Die Rolle Solères in den Gesprächen zwischen der Macron-Regierung und dem RN verdeutlicht vor allem, dass die mächtigsten Teile der kapitalistischen Aristokratie eine entscheidende Rolle dabei gespielt haben, Macron und die Neofaschisten in den Mittelpunkt der französischen Politik zu stellen.

Solère ist außerdem Mitglied des einflussreichen Diskussionsclubs Le Siècle (Das Jahrhundert), in dem Spitzenvertreter der französischen Finanzwelt, Wirtschaft, Politik und Medien versammelt sind. Dazu gehören Vorstände der Banken BNP Paribas und der Société Générale, Delphine Arnault, die Tochter des Multimilliardärs Bernard Arnault, und der milliardenschwere Rüstungsmagnat Serge Dassault. Zu den politischen Persönlichkeiten gehören neben Solère auch Macron und der ehemalige PS-Premierminister Lionel Jospin. Von den zahlreichen Medienschaffenden ist im Le Siècle der ehemalige Vorstandschef von Libération, Serge July, und der aktuelle Herausgeber, Laurent Joffrin, vertreten.

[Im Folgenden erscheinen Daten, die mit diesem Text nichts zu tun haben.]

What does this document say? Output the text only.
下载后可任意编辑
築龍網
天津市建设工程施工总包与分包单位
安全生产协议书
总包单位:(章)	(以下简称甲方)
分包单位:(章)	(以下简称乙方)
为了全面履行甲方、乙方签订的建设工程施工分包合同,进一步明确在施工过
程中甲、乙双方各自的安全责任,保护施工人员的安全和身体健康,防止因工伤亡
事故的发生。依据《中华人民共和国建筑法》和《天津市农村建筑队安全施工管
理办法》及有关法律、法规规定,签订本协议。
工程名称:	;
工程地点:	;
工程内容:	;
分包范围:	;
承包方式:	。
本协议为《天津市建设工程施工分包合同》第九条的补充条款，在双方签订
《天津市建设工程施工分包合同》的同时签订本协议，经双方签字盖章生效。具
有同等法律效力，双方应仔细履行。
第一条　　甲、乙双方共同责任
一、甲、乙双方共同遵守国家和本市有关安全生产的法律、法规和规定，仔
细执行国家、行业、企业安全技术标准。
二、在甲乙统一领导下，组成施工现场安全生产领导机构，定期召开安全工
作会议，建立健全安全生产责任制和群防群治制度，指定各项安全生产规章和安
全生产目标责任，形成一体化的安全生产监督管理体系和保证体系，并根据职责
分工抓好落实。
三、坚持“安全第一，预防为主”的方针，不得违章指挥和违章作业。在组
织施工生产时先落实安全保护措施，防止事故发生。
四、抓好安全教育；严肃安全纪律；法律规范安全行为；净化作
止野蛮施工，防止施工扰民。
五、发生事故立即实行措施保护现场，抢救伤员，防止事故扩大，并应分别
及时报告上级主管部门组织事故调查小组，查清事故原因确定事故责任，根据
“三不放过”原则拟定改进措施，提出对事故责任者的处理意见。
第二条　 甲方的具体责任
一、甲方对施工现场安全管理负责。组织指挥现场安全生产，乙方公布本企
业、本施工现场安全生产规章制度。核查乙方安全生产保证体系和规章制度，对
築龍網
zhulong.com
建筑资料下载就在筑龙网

Solère hat Macron mit vielen der rechten Politiker bekannt gemacht, die später in seiner Regierung hochrangige Minister werden sollten. Zu dieser so genannten „Bellota Bellota Gang“, benannt nach einem Pariser Restaurant, in dem sie sich zu spanischem Schinken getroffen haben, gehörten Edouard Philippe, Sébastien Lecornu und Gérald Darmanin. Solère distanzierte sich zwar eine Zeitlang von Macron, erklärte aber letztes Jahr gegenüber Libération: „Ich verbinde den Präsidenten mit so unterschiedlichen Persönlichkeiten wie Marine Le Pen und [dem ehemaligen Präsidentschaftskandidaten der Parti Socialiste, PS] Arnaud Montebourg.“

Diese Ereignisse verdeutlichen, dass im 21. Jahrhundert wie im 20. Jahrhundert die einzige tragfähige Perspektive für einen Kampf gegen die extreme Rechte und Krieg der Kampf für den Sozialismus gegen den Kapitalismus ist, angeführt von der Arbeiterklasse.